Think about who runs your sound
Volunteer operators with limited experience adapt fastest to the X Air app on the XR16 and XR18 — the interface is clean and straightforward. Volunteers who prefer physical controls adapt faster to the X32 Compact. Professional engineers can handle any platform on this list.
Plan for recording and livestream
Every mixer here supports USB multitrack recording. The XR18’s 18×18 recording covers most small church needs. The X32 series and Wing Rack handle more complex broadcast setups with dedicated mix outputs and higher channel counts.
Budget honestly
The best mixer is the one your church can actually afford, learn, and maintain confidently. A well-run XR18 in the hands of a skilled volunteer produces better results than a Wing Rack nobody knows how to use.
Frequently Asked Questions
What is the best Behringer mixer for church use on
a small congregation budget?
For most small congregations, the Behringer XR18 is the best choice. At around $500, it handles a full small worship band with 16 input channels, supports IEM monitoring for every musician, and includes multitrack recording. The XR16 is the right choice if budget is the primary concern and your setup genuinely only needs 8 mic inputs.
Can Behringer mixers handle church livestreaming?
Yes. Every mixer on this list supports USB multitrack recording, allowing you to capture every channel of a service for broadcast or post-production. The X32 series and Wing Rack offer additional dedicated outputs for livestream feeds. For a complete recording setup guide, see our Behringer XR18 multitrack recording guide.
Do Behringer church mixers work with volunteers?
Yes — the X Air ecosystem is widely regarded as one of the more approachable digital mixing platforms for volunteers. The X Air app is clean and logical, and the community support for X Air and X32 is extensive. The X32 Compact adds physical faders for volunteers who prefer tactile control over app-based mixing.
What is the difference between the XR18 and the X32 Rack for church use?
The main differences are AUX send count (6 vs 16), expansion capability (XR18 has none, X32 Rack supports AES50 stage boxes), and USB recording depth (18×18 vs 32×32). For a small worship team, the XR18 covers everything needed. For a larger team needing full stereo IEM mixes and stage box connectivity, the X32 Rack is the right upgrade. See our full XR16 vs XR18 vs X32 Rack comparison for the complete breakdown.
Is the Behringer Wing Rack worth the price for churches?
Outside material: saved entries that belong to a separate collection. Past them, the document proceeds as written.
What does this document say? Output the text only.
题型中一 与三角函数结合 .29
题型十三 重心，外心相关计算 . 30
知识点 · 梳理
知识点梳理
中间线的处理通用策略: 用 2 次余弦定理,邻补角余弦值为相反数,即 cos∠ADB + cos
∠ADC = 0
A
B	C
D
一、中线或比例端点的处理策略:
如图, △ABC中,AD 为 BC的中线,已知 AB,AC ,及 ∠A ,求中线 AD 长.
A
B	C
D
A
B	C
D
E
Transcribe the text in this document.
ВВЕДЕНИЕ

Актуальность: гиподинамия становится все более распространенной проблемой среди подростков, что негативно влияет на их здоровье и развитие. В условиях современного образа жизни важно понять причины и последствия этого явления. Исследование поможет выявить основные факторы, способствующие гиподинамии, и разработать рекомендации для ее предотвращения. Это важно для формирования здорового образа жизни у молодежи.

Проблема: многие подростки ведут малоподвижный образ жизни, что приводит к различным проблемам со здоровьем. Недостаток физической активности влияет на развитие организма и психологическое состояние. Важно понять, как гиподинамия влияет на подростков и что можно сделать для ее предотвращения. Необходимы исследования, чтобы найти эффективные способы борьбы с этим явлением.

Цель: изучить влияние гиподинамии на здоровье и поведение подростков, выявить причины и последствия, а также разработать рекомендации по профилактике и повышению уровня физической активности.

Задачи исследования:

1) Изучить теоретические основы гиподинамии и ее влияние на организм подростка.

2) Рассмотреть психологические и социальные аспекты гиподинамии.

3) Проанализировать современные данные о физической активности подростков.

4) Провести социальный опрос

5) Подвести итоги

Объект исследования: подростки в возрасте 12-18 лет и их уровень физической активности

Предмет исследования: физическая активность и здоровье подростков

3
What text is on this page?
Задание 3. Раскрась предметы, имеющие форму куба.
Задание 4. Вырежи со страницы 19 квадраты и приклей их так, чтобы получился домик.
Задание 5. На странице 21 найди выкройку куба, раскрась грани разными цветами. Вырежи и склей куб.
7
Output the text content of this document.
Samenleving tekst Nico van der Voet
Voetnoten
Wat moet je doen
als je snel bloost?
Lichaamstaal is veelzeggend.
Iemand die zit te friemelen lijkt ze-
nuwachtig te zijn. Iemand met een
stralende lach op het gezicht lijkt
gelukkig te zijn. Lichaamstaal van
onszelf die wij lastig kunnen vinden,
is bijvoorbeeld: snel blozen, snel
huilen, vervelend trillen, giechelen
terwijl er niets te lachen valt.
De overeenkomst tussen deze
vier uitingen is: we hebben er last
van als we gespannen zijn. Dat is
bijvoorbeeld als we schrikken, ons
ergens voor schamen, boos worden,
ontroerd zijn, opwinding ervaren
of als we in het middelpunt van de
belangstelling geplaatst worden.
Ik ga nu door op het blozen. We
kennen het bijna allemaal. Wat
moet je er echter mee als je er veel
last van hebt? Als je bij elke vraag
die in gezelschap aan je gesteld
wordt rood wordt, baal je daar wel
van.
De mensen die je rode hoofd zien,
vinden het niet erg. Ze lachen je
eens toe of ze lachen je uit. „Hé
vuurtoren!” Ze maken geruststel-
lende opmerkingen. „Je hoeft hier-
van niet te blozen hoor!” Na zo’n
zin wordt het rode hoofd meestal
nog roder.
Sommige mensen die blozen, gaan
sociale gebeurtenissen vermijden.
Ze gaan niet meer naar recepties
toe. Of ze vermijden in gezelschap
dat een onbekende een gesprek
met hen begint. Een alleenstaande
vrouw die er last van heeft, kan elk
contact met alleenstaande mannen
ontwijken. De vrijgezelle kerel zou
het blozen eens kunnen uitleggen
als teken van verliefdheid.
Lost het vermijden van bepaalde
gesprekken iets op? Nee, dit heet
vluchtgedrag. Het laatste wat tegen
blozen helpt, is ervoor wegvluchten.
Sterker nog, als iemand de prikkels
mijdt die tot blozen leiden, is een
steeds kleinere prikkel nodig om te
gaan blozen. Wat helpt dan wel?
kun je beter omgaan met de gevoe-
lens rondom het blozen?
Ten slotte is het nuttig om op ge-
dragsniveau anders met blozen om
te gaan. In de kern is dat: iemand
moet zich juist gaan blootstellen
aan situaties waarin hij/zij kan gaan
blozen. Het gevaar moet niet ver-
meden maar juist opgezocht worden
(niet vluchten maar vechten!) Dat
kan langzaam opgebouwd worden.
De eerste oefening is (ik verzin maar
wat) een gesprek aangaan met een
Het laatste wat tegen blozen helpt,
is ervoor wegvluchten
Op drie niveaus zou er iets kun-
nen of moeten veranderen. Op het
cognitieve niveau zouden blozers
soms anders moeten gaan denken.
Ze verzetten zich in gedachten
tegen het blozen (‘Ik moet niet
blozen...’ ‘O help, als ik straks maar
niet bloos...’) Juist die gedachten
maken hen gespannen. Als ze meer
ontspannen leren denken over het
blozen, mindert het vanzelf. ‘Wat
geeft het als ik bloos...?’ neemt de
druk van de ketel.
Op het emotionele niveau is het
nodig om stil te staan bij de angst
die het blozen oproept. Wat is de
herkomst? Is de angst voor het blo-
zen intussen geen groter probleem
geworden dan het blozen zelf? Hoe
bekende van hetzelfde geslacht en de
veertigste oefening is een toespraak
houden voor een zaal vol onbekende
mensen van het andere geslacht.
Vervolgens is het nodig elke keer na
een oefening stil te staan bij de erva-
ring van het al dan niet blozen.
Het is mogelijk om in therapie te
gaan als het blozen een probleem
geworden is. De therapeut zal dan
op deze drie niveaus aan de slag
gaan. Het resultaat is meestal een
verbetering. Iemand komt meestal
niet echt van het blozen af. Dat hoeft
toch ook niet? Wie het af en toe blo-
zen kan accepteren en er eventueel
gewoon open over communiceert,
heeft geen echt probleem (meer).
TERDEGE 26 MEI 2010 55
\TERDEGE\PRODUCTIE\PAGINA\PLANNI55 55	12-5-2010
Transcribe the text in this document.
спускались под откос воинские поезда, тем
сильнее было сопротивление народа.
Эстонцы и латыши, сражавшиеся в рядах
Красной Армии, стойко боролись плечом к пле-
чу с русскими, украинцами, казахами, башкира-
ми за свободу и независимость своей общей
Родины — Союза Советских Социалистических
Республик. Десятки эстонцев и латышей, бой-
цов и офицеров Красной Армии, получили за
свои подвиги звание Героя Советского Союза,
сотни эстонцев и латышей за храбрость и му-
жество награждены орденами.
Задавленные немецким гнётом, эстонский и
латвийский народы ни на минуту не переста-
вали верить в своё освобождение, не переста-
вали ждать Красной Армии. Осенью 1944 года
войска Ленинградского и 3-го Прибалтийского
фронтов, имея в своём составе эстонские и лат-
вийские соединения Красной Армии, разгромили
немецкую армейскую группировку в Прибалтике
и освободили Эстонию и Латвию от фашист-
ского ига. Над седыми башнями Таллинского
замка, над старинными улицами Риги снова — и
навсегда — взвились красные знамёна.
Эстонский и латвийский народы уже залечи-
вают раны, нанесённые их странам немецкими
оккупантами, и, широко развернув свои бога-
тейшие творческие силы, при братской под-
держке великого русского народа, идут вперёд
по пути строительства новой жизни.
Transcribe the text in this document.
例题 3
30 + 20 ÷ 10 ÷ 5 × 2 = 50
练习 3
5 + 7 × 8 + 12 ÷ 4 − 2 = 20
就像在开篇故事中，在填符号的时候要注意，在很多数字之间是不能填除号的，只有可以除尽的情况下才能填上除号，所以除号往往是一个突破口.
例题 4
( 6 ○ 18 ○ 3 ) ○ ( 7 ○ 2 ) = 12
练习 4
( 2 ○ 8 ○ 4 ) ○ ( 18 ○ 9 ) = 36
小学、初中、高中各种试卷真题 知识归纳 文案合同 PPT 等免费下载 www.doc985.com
For large congregations with professional sound teams and complex production requirements, yes — absolutely. The Wing Rack delivers capabilities that previously required spending $5,000-8,000 at a $1,799 price point. For smaller churches, the X32 Rack delivers everything needed at a fraction of the cost.
Do Behringer church mixers control feedback well?
Yes. Every mixer on this list includes parametric EQ on every channel and a real-time analyzer for identifying problem frequencies. With proper gain staging and EQ, feedback is manageable on any of these platforms. For a practical guide to feedback control, see our how to stop feedback on stage with the XR18 — the techniques apply across the entire Behringer lineup.
Can I upgrade from an XR18 to an X32 Rack later?
Yes — and the transition is smoother than most mixer upgrades. The X Air and X32 ecosystems share compatible workflows, and volunteers familiar with the XR18 adapt to the X32 platform quickly. Your existing microphones, cables, and stage gear all carry over without changes.